Close to the end of the recently completed legislative session, the Legislature—obviously with the support of the governor—stiffed the taxpayers of Louisiana for $300 million. Perhaps it was hard to notice this obscene gesture cast in our direction because of the stampede of spending going on at the same time. However, it deserves to be noticed by everyone who pays taxes in any form or fashion to the state treasury.
The central issue at play is the question of how large of a Charity Hospital should be built in New Orleans to replace the old facility; how its mission—and the mission of the entire system—should interface with health care redesign in Louisiana; and whether or not dollars for indigent health care should follow patients or should flow directly and almost exclusively into Louisiana’s one-of-a-kind system.

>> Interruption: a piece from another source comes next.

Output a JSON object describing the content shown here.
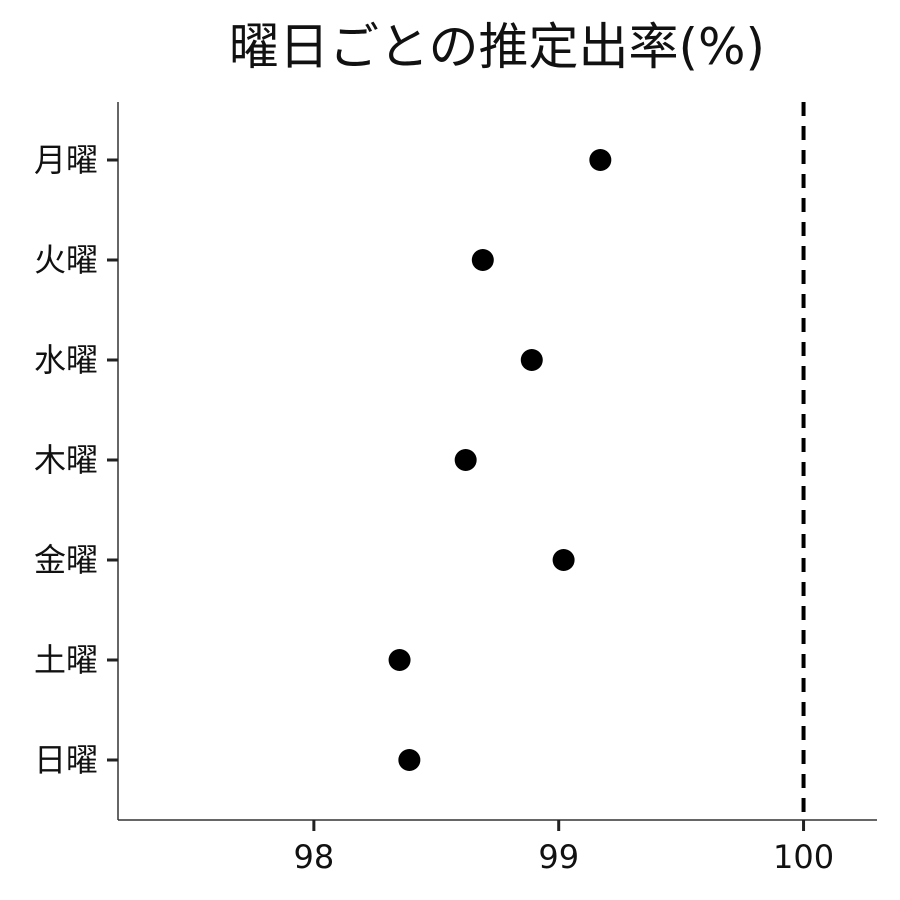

The proposed price tag for the New Orleans’ facility is a whopping $1.2 billion. Some $300 million of the funding was slated to come from federal Community Development Block Grants funneled through the Louisiana Recovery Authority. For months now, both the federal Department of Health and Human Services and Housing and Urban Development have made it clear that they were not enamored with plugging hundreds of millions of extra federal dollars into what they considered an archaic “two-tiered” (Medicaid and uninsured versus privately insured) system of health care delivery in Louisiana. Some of our state elected officials have been equally as clear that they are not at all interested in changing in any significant fashion the way indigent health care is delivered in the Bayou State.
There is a significant amount of support building in Louisiana for a redesigned health care system which would allow public dollars to follow indigent patients, begin to dismantle the “two-tiered” system, and encourage more public-private partnerships in health care. The warlords in government who are protectors of the status quo are fighting an all-out effort to stop true reform from happening. The $300 million bill they recently stuck the taxpayers with is part of that effort.
After the Secretary of Housing and Urban Development—who must sign off on the $300 million—sent a letter stating concerns about how the new hospital would interface with health care redesign efforts, the record-breaking appropriations bills were amended in the Legislature to transfer $75 million in direct appropriations to the hospital project and to pay for the remaining $225 million by selling bonds. One of the architects of this maneuver offered the interesting comment that the taxpayers would be “better off” handling the situation in this fashion.
Louisiana’s taxpayers can expect more “surprises” in the future from this project. The “business plan” for the hospital assumes that the new facility will treat 80 percent of the indigent population in Southeast Louisiana and, at the same time, attract a sizeable number of private sector patients. There are many knowledgeable skeptics who strongly question that premise. The plan also envisions the new hospital being in the black during the first year of operation. If it is wrong, guess who is going to have to cough up more money to pay off the bonds? Yes, that would be you!
There is a big push to move this project as currently constituted beyond the point of change before a new governor and new Legislature are sworn into office. Perhaps the champions of the status quo—the folks who stuck you with an unnecessary $300 million bill—don’t want the new group coming in to apply the smell test to this very questionable project.